J’attrape la rambarde sans savoir à quoi m’attendre alors que les chocs semblent de plus en plus forts et de plus en plus proches. Ce n’est clairement pas normal, c’est encore un coup de ce démon qui ne veut pas m’expliquer ce qu’il se passe… Plutôt que de frapper le sol comme ça, il ferait mieux de venir en aide à Nomad !
Soudainement, le sol en dessous du globe se brise et une tête de – de dragon en sort ?! Il rugit en ouvrant sa gueule et des flammes blanches en sortent ! Le sol continue de se briser alors qu’il finit par s’en extirper complètement en ouvrant ses ailes blanches en grand, lançant une ombre gigantesque sur le globe alors qu’il couvre facilement plus de la moitié des balcons justes avec ses ailes.

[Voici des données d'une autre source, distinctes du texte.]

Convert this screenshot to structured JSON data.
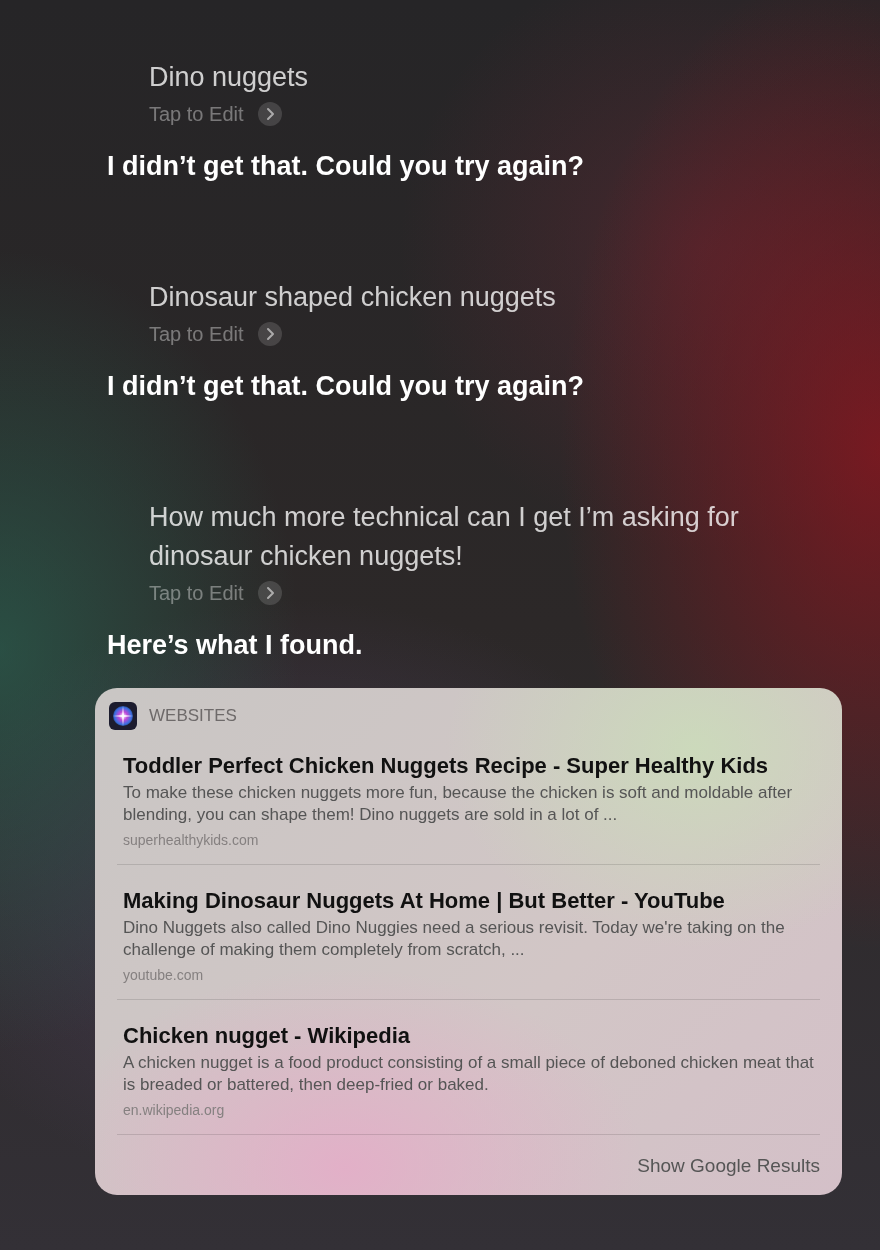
{
  "conversation": [
    {
      "query": "Dino nuggets",
      "edit_label": "Tap to Edit",
      "reply": "I didn’t get that. Could you try again?"
    },
    {
      "query": "Dinosaur shaped chicken nuggets",
      "edit_label": "Tap to Edit",
      "reply": "I didn’t get that. Could you try again?"
    },
    {
      "query": "How much more technical can I get I’m asking for dinosaur chicken nuggets!",
      "edit_label": "Tap to Edit",
      "reply": "Here’s what I found."
    }
  ],
  "results_card": {
    "section_label": "WEBSITES",
    "results": [
      {
        "title": "Toddler Perfect Chicken Nuggets Recipe - Super Healthy Kids",
        "snippet": "To make these chicken nuggets more fun, because the chicken is soft and moldable after blending, you can shape them! Dino nuggets are sold in a lot of ...",
        "domain": "superhealthykids.com"
      },
      {
        "title": "Making Dinosaur Nuggets At Home | But Better - YouTube",
        "snippet": "Dino Nuggets also called Dino Nuggies need a serious revisit. Today we're taking on the challenge of making them completely from scratch, ...",
        "domain": "youtube.com"
      },
      {
        "title": "Chicken nugget - Wikipedia",
        "snippet": "A chicken nugget is a food product consisting of a small piece of deboned chicken meat that is breaded or battered, then deep-fried or baked.",
        "domain": "en.wikipedia.org"
      }
    ],
    "footer_link": "Show Google Results"
  }
}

« Où est-il ?!!! Où est le geôlier ?!! »
Le D-dragon parle en plus ?! Son cri retentit à travers toute la salle en s’amplifiant avec un écho qui fait trembler le balcon où je me trouve. Il a l’air de chercher quelqu’un.
*
Il faudra que je remercie la guide de m’avoir donné les directions, mais je pense que ça lui fera trop plaisir. Une autre fois peut-être.
Je me trouve sur la tête du nouveau compagnon que j’ai trouvé dans les souterrains. Je pense qu’en termes de renfort, c’est largement suffisant pour faire la différence, quoiqu’il arrive. Et maintenant pour sauver Nomad…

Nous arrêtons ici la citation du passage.